What is Equality, Diversity and Human Rights?
Equality equates to fairness: where people are always being subject to appropriate, justifiable and non-discriminatory lived experiences.
This especially applies to: users of a service, members of a workforce, members a community, members of a population, and citizens of a country or individual members of humanity.
It is a standard where people routinely subject each other to:
- Fair opportunities: non-discriminatory life chances
- Fair treatment: non-discriminatory behaviour, environments, practices and decisions, and
- Fair outcomes: the results of responses to known or expressed needs, merits, demands, wants, wishes, choices etc. are non- discriminatory and do not lead to disadvantage or inequality.
Diversity equates to personalisation: where people are valued and supported consistent with their individual distinctiveness and uniqueness so their needs can be met and their contributions effectively harnessed.
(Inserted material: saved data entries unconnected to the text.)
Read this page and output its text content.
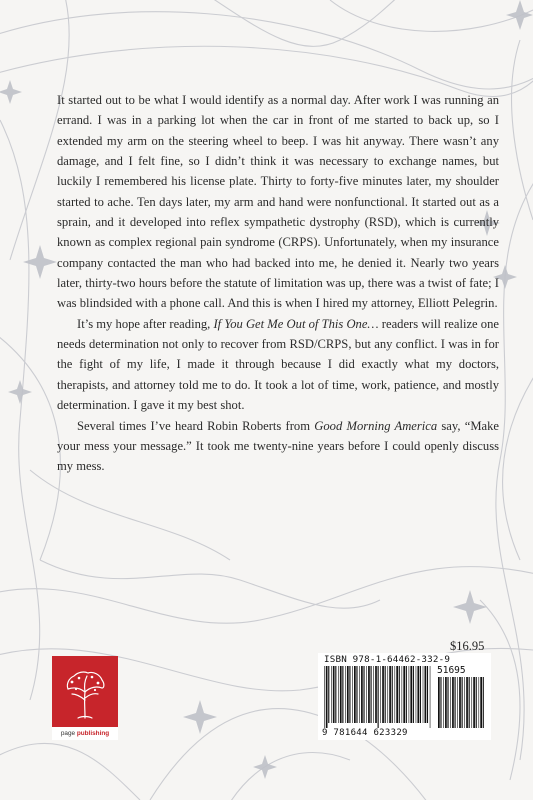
It started out to be what I would identify as a normal day. After work I was running an errand. I was in a parking lot when the car in front of me started to back up, so I extended my arm on the steering wheel to beep. I was hit anyway. There wasn’t any damage, and I felt fine, so I didn’t think it was necessary to exchange names, but luckily I remembered his license plate. Thirty to forty-five minutes later, my shoulder started to ache. Ten days later, my arm and hand were nonfunctional. It started out as a sprain, and it developed into reflex sympathetic dystrophy (RSD), which is currently known as complex regional pain syndrome (CRPS). Unfortunately, when my insurance company contacted the man who had backed into me, he denied it. Nearly two years later, thirty-two hours before the statute of limitation was up, there was a twist of fate; I was blindsided with a phone call. And this is when I hired my attorney, Elliott Pelegrin.

It’s my hope after reading, If You Get Me Out of This One… readers will realize one needs determination not only to recover from RSD/CRPS, but any conflict. I was in for the fight of my life, I made it through because I did exactly what my doctors, therapists, and attorney told me to do. It took a lot of time, work, patience, and mostly determination. I gave it my best shot.

Several times I’ve heard Robin Roberts from Good Morning America say, “Make your mess your message.” It took me twenty-nine years before I could openly discuss my mess.

$16.95
ISBN 978-1-64462-332-9
51695
9 781644 623329
page publishing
This again applies to: users of a service, members of a workforce, members a community, members of a population, and citizens of a country or individual members of humanity.
It is a standard where people treat each other in ways that ensures mutual:
- Recognition of each other’s diversity where actions are based on finding out and understanding diversity
- Respect of each other’s diversity where actions are non- judgemental and value each other’s diversity, and
- Responses to each other’s diversity ensure actions are appropriate and relevant to an individual’s uniqueness and distinctiveness.
Human rights equates to standards: were people are treated humanely, and where everyone, at all times and places, routinely receive the basic entitlements that they are due simply because they are human.
It is a standard where people routinely enjoy:
- Freedoms to pursue certain things e.g. whatever one wishes to believe.
- Freedoms from certain things e.g. not to be tortured.
- Freedoms from arbitrary interference from state or public authorities e.g. have ones liberty / freedom of movement restricted without good reason and due process.